Training-Free Unsupervised Prompt for Vision-Language Models

Prompt learning has become the most effective paradigm for adapting large pre-trained vision-language models (VLMs) to downstream tasks. Recently, unsupervised prompt tuning methods, such as UPL and POUF, directly leverage pseudo-labels as supervisory information to fine-tune additional adaptation modules on unlabeled data. However, inaccurate pseudo labels easily misguide the tuning process and result in poor representation capabilities. In light of this, we propose Training-Free Unsupervised Prompts (TFUP), which maximally preserves the inherent representation capabilities and enhances them with a residual connection to similarity-based prediction probabilities in a training-free and labeling-free manner. Specifically, we integrate both instance confidence and prototype scores to select representative samples, which are used to customize a reliable Feature Cache Model (FCM) for training-free inference. Then, we design a Multi-level Similarity Measure (MSM) that considers both feature-level and semantic-level similarities to calculate the distance between each test image and the cached sample as the weight of the corresponding cached label to generate similarity-based prediction probabilities. In this way, TFUP achieves surprising performance, even surpassing the training-base method on multiple classification datasets. Based on our TFUP, we propose a training-based approach (TFUP-T) to further boost the adaptation performance. In addition to the standard cross-entropy loss, TFUP-T adopts an additional marginal distribution entropy loss to constrain the model from a global perspective. Our TFUP-T achieves new state-of-the-art classification performance compared to unsupervised and few-shot adaptation approaches on multiple benchmarks. In particular, TFUP-T improves the classification accuracy of POUF by 3.3% on the most challenging Domain-Net dataset.
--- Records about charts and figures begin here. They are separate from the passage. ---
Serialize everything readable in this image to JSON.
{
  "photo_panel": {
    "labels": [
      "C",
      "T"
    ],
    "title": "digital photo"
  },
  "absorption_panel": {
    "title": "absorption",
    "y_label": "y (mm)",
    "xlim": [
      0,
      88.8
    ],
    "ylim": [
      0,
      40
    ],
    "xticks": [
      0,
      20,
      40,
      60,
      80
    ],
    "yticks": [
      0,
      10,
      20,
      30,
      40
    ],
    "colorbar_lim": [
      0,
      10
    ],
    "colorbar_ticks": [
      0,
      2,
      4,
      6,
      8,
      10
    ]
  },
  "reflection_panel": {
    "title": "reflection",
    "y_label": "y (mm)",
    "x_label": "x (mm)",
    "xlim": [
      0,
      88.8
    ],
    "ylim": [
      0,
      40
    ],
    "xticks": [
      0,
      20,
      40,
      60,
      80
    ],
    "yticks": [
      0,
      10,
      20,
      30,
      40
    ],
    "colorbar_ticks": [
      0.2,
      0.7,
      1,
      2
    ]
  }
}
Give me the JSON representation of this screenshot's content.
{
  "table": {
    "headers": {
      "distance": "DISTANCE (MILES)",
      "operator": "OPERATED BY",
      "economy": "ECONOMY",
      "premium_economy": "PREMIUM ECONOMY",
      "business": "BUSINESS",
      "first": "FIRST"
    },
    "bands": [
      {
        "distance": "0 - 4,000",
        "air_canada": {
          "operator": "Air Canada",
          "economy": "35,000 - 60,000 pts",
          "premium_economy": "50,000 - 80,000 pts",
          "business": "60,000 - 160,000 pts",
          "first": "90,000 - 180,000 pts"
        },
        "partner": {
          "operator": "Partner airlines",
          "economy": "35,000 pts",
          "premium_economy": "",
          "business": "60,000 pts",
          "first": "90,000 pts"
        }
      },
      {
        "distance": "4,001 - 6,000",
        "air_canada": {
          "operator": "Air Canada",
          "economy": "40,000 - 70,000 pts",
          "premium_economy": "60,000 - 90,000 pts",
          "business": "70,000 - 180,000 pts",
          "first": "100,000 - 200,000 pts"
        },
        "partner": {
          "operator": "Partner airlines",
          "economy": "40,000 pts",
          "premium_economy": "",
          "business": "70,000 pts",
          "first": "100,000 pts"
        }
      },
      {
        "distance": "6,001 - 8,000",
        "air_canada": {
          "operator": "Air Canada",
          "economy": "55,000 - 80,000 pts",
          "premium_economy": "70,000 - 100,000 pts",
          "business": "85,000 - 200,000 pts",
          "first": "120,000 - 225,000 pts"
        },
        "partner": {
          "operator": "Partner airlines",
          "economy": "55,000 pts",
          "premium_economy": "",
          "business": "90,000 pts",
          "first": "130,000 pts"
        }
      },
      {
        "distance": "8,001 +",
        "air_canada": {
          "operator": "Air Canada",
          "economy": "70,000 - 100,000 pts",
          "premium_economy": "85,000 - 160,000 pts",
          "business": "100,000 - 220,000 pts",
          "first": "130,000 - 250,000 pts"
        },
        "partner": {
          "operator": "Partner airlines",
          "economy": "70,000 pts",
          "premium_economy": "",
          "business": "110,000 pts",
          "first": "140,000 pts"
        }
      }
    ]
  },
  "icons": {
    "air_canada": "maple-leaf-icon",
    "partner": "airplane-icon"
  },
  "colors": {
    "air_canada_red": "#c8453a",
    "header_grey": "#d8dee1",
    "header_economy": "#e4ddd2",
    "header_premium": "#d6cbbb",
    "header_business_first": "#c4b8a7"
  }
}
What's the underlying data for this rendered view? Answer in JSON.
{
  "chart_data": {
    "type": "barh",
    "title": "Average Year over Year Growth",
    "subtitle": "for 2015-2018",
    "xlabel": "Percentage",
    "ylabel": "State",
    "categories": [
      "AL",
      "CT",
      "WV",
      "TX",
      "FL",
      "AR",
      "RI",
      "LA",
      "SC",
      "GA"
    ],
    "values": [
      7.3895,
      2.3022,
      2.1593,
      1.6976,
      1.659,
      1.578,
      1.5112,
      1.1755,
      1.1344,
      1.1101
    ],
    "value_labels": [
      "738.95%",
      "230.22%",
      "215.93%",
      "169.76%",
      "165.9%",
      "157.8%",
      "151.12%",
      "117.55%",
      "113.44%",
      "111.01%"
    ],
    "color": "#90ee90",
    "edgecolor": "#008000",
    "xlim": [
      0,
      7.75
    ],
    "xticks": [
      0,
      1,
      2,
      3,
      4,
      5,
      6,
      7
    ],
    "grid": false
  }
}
翻译：提示学习已成为适配大规模预训练视觉-语言模型（VLM）至下游任务的最有效范式。近期，无监督提示调优方法（如UPL和POUF）直接利用伪标签作为监督信息，在无标签数据上微调额外适配模块。然而，不准确的伪标签容易误导调优过程，导致表征能力下降。鉴于此，我们提出无需训练的无监督提示方法（TFUP），该方法以无需训练且无需标注的方式，最大程度保留模型固有表征能力，并通过残差连接增强基于相似性的预测概率。具体而言，我们融合实例置信度与原型得分选择代表性样本，并基于这些样本定制可靠的特征缓存模型（FCM）以实现无需训练的推理。随后，我们设计多层级相似性度量（MSM），同时考虑特征级与语义级相似性，计算每张测试图像与缓存样本的距离作为对应缓存标签的权重，生成基于相似性的预测概率。通过这种方式，TFUP在多个分类数据集上取得了令人惊讶的性能，甚至超越了基于训练的方法。基于TFUP，我们提出基于训练的方法（TFUP-T）以进一步提升适配性能。除标准交叉熵损失外，TFUP-T引入额外的边际分布熵损失，从全局角度约束模型。在多个基准测试中，与无监督和少样本适配方法相比，我们的TFUP-T实现了最先进的分类性能。特别是在最具挑战性的Domain-Net数据集上，TFUP-T将POUF的分类准确率提升了3.3%。